Jiangxi Copper Company Limited released a comprehensive set of rules detailing the structure, responsibilities, and procedures governing its Board of Directors. According to the announcement, the Board consists of 11 directors, one of whom is elected by employees. At least one-third of the directors serve as independent (non-executive) members, fulfilling professional and financial expertise requirements.
Under these rules, the Board is accountable to the General Meeting and holds powers that include convening shareholder meetings, formulating operational and investment plans, and appointing or dismissing key management. Certain decisions—such as changes in registered capital and substantial mergers or asset transactions—must be passed by at least two-thirds of the directors. The chairman acts as the legal representative, presides over all Board meetings, and oversees implementation of resolutions.

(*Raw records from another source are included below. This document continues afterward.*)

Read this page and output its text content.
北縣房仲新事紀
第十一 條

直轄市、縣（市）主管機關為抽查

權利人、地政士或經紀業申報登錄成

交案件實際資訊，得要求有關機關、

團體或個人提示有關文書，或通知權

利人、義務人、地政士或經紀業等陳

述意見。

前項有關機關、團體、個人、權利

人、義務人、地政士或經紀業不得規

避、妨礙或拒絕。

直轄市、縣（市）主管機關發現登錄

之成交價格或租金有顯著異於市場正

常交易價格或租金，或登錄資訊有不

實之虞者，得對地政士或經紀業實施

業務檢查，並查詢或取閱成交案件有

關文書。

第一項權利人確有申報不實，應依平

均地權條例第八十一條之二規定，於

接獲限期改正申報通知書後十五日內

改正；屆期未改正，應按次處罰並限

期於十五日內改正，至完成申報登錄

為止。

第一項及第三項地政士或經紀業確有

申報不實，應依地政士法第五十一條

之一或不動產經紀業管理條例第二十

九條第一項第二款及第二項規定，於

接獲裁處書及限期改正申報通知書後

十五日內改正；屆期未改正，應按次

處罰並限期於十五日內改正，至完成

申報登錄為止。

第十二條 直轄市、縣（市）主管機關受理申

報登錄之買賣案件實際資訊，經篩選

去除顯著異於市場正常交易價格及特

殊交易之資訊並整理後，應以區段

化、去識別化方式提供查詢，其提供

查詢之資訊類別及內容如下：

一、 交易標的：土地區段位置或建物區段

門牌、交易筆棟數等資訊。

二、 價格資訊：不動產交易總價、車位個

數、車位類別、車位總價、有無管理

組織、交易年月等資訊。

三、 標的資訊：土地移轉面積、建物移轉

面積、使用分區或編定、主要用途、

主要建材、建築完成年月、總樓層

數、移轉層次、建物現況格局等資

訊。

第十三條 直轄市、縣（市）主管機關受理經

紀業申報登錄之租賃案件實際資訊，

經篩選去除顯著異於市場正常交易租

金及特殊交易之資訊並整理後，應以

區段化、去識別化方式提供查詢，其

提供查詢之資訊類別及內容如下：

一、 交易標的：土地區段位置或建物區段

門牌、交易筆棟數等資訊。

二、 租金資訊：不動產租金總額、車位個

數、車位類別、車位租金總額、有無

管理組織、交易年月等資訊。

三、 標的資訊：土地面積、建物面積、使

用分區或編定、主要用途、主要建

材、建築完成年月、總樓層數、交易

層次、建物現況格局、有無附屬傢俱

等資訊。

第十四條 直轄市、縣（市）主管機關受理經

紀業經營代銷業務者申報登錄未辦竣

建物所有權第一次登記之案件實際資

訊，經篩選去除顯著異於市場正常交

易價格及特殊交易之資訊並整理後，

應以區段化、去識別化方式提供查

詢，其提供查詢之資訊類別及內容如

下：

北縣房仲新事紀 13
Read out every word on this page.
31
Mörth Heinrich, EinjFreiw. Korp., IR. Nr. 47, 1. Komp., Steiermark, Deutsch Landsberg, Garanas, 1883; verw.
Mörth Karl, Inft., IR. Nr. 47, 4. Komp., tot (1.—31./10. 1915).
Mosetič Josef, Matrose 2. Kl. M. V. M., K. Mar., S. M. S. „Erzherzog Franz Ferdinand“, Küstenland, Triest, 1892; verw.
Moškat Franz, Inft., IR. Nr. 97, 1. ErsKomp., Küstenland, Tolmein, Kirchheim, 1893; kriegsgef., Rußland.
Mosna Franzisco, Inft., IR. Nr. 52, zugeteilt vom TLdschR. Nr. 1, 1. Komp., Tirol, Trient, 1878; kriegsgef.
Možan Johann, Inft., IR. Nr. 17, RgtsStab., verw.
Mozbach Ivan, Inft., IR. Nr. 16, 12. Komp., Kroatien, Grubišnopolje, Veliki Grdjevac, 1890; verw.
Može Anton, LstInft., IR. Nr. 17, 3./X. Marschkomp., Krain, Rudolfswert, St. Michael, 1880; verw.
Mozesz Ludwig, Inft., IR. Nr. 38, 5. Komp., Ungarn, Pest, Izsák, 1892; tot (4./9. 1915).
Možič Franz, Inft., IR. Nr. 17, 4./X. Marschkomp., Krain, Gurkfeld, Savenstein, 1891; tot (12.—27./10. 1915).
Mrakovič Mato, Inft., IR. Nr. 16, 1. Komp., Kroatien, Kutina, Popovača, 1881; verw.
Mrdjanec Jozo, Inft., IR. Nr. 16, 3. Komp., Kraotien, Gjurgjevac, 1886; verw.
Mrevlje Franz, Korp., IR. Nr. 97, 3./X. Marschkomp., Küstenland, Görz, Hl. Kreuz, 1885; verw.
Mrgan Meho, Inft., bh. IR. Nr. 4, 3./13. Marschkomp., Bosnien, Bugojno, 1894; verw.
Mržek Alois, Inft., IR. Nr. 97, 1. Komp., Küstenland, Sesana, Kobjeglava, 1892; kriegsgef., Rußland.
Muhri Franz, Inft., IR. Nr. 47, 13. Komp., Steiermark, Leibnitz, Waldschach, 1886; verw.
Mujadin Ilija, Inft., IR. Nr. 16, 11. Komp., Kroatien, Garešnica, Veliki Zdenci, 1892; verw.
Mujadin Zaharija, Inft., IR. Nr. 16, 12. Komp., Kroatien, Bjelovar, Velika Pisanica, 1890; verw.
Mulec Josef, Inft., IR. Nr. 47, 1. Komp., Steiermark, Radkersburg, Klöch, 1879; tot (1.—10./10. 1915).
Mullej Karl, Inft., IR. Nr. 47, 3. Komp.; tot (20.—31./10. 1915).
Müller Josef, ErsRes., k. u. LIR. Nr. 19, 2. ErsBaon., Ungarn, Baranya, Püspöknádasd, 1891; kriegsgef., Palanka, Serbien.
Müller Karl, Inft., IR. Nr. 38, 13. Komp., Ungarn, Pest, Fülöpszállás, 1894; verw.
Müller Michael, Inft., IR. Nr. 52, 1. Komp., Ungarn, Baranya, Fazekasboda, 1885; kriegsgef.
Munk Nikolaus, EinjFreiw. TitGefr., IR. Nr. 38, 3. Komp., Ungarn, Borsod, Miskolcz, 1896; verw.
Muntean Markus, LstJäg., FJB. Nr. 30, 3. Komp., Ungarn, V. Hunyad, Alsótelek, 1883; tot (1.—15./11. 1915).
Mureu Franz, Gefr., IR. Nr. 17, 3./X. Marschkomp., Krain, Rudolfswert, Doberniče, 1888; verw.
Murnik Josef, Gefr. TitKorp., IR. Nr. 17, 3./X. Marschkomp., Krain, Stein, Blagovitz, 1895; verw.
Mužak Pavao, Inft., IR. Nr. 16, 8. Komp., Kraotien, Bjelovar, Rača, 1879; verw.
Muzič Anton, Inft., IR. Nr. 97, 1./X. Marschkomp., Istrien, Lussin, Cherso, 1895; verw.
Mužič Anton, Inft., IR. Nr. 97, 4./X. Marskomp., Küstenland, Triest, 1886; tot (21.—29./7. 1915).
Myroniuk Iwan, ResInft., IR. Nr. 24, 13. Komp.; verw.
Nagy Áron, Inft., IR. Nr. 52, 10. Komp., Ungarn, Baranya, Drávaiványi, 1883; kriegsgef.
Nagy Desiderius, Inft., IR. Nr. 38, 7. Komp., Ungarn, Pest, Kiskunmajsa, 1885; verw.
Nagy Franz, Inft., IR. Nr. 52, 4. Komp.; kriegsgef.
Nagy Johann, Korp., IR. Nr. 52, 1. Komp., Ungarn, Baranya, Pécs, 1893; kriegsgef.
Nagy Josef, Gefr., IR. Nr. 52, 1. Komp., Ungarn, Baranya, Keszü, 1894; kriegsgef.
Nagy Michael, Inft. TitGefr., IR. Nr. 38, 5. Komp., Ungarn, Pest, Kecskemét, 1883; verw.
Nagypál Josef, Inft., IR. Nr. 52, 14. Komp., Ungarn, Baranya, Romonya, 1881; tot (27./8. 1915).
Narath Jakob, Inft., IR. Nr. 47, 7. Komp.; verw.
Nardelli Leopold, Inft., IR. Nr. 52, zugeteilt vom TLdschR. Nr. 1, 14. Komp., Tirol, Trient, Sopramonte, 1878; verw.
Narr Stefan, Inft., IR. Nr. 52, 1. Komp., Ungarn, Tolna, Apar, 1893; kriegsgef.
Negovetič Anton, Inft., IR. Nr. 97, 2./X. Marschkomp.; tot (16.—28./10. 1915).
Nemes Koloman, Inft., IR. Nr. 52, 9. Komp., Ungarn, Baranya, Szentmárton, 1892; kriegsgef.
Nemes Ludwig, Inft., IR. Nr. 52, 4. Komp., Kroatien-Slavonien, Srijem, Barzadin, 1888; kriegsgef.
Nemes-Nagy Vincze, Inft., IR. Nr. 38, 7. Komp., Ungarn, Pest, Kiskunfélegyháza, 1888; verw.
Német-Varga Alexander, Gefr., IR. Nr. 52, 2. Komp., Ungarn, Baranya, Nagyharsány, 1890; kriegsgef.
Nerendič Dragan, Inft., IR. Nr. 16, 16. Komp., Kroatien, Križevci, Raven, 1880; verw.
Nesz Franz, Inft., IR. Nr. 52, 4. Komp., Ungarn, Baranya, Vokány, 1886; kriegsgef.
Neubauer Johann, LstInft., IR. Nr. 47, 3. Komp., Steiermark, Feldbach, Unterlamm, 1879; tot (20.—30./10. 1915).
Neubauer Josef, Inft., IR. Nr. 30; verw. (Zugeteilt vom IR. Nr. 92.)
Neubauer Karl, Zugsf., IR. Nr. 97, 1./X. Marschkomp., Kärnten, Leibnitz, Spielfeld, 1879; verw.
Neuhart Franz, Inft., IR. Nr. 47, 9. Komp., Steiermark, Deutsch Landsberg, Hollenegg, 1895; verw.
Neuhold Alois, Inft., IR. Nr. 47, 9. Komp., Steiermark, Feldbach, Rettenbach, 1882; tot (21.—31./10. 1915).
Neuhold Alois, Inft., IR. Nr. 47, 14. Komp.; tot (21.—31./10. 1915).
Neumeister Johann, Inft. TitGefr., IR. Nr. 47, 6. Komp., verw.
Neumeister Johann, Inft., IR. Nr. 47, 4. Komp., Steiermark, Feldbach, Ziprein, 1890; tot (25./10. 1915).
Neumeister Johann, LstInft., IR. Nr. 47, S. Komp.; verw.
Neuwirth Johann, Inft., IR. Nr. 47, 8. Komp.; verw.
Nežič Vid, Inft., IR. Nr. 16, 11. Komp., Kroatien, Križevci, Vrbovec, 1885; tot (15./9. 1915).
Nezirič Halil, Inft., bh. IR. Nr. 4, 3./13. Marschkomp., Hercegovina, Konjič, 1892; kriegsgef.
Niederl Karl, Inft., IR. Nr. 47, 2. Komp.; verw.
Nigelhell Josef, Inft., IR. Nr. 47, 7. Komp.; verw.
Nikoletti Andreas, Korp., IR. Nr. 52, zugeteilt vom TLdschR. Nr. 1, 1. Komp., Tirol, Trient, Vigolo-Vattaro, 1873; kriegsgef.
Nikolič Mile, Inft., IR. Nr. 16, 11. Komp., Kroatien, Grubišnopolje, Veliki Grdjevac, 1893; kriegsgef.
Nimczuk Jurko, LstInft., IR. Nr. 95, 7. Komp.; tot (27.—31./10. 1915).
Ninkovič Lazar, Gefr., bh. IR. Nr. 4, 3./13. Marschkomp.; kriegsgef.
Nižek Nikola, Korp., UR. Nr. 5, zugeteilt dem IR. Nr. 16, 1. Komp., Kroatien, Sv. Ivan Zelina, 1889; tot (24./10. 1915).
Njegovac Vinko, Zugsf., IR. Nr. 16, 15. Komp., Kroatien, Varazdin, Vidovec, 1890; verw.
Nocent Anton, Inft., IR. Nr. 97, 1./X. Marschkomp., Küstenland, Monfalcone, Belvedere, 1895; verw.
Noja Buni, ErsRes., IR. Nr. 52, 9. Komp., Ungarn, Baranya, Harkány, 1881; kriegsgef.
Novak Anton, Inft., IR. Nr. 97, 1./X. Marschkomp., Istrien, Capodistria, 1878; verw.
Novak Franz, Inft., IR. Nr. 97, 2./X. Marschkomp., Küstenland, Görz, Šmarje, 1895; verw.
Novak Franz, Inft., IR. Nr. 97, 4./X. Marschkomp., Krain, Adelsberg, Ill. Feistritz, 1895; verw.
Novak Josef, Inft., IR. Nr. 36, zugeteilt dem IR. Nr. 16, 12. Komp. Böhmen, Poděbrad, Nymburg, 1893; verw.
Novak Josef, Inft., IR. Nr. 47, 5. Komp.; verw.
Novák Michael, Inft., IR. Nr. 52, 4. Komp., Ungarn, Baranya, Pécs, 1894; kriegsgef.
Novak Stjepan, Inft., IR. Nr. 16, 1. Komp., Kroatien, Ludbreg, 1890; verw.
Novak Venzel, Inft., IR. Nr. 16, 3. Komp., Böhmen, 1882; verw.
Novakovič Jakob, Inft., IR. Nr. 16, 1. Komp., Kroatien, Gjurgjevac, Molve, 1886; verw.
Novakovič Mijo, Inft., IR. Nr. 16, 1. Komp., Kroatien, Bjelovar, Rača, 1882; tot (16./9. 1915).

The company stipulates that Board meetings shall occur at least four times a year. Special meetings can be convened upon requests from shareholders representing more than 10% of voting rights, at least one-third of the directors, or the chairman. Each director is required to fulfill loyalty and due diligence obligations, avoid conflicts of interest, and safeguard company assets. Independent directors play a significant role in committees such as the Audit Committee, Nomination Committee, and Remuneration Committee, ensuring financial oversight and sound governance.
Minutes of Board meetings and any related resolutions require prompt disclosure, with each director signing and confirming final decisions. These newly released rules take effect upon approval by the General Meeting, and all company stakeholders are expected to adhere to them under the current regulatory framework.